In conclusion, based upon a review of shared mechanisms for development of the chronic MPN blood cancers and Alzheimer’s disease and for reduction in cerebral blood flow, including chronic inflammation, involvement of activated myeloid blood cells, and capillary stalling with plugging of blood cells in the cerebral microcirculation, we believe that the hypothesis on MPNs as a “Human Neuroinflammation Model” for AD is worthy to pursue in the future by experimental studies in JAK2V617F knock-in mice together with mutation screening of AD patients and patients at high risk of housing MPN-mutations and not least epidemiological registry studies. Indeed, the most recent findings of a frequency of the JAK2V617F mutation in stroke patients of 8.3% [69] and in the background population of 3%, implying 10,000 undiagnosed MPNs in Denmark [11] only underscore and put in perspective the urgent need of such mutation screening studies in patients with AD as well.
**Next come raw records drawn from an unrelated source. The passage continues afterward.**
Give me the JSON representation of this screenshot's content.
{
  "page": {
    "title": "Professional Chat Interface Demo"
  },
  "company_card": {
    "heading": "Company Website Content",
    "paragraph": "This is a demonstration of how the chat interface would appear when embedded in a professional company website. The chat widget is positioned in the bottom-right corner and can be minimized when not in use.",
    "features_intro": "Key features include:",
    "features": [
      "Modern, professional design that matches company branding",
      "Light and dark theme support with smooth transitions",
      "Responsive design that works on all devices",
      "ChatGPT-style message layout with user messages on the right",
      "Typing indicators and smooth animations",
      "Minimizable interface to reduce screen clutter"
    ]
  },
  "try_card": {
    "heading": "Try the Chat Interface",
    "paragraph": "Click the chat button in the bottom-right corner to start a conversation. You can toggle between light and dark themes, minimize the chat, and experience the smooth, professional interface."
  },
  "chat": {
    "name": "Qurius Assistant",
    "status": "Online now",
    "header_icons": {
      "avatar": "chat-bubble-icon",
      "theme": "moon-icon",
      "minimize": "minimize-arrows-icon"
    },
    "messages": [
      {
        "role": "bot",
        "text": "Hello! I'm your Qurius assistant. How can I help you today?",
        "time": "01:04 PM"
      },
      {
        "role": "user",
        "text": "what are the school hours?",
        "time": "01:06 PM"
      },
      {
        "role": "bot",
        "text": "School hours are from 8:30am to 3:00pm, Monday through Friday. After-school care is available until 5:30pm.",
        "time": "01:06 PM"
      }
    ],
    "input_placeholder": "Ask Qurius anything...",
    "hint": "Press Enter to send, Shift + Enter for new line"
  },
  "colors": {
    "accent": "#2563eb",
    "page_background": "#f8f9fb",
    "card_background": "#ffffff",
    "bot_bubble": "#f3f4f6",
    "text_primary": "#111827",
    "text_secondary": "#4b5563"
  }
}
If our hypothesis is supported by results from the above studies, a novel therapeutic approach deserves to be tested in clinical trials addressing the safety and efficacy of monotherapy with IFN or in combination with ruxolitinib in AD. Such a combination therapy is even more timely in the perspective of a revival of the role of blood cells—leukocytes and platelets—in AD pathogenesis and the role of inflammasomes in neuroimmune and neurodegenerative diseases, targeting leukocytes and platelets potently by IFN and the inflammasome by potent anti-inflammatory JAK1-2 inhibition—ruxolitinib—or monoclonal antibodies targeting IL-1beta or IL-6 [70]. By targeting key drivers and the suggested roots of AD development - circulating blood cells - aiming to normalize leukocyte and platelet counts either reactive to chronic inflammatory diseases or clonal (MPNs)—by monotherapies (interferon or hydroxyurea) or in combination with, e.g., ruxolitinib (Fig. 2), such efforts seem more rational than trials, which target single components in AD development, e.g., antibodies targeting beta amyloid or chemokine receptors on leukocytes and platelets [62].